On the first of two nights at the Apollo she absolutely blew the audience out of their seats with a sustained display of high-voltage comic ranting.
Shlesinger is currently pregnant, but she did not spend much time discussing motherhood – except to start by saying that that there is nothing cool about it. If you want to do a cringey little dance when your toddler uses the potty properly, do a dance, it's your choice.
In fact, choice is one of the topics of the show, Hard Feelings, which dwells on subjects ranging from cancel culture to body image and self-esteem.
On cancel culture, Shlesinger says if you don't like a stand-up's gags don't laugh and they will have to change. It is a simplistic analysis but delivered with unbending conviction.
And for this turbo-charged Texan few subjects are off limits. There is much teasing of men and their "protein shakes and push ups" but she will not joke about plastic surgery.
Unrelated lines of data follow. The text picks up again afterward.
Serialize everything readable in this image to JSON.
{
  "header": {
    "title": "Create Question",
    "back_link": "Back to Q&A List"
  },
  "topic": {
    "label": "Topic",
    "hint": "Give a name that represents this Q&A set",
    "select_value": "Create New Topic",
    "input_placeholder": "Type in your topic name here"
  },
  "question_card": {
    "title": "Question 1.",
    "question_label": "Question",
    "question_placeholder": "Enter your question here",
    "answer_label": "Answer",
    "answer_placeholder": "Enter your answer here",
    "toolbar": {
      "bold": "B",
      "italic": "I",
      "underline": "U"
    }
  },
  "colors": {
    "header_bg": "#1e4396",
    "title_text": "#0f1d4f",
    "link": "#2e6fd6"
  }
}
Nobody, she argues, chooses to pay to resemble someone stuck in a wind tunnel – although she cannot resist a superb swipe about the recent trend for tiny noses. Eventually women will just have two air holes between their eyes, like iguanas.
Her main theme, however, is the way that women go to so much trouble to attract men. When will they realise that male standards are so low women do not need to pluck, shave and bleach? In Shlesinger's experience no man has ever rejected a woman because she has armpit stubble. Blame the patriarchy, publishing and social media.
Shlesinger is not the first person to observe this, but she sells her thesis so well it has the women in the audience whooping and the men joining in too, though maybe not so vociferously. And her physical humour – high-kicking, using the mic as a phallic prop, pretending to totter in imaginary high heels – earns her an extra star.
As the show builds, various ideas tie together in a blistering riff about Millennials and Gen Z, claiming that Millennials did all the groundwork for the following generation and deserve some respect. It is the definition of irony that while she critiques social media, this part of the show has recently gone viral on Tiktok.
Shlesinger is not breaking major new ground in terms of subject matter, but her material is bracing and relatable. Her skill is in articulating what others are thinking. If you like Katherine Ryan, Shlesinger covers similar terrain. Not always original, but still ferociously funny.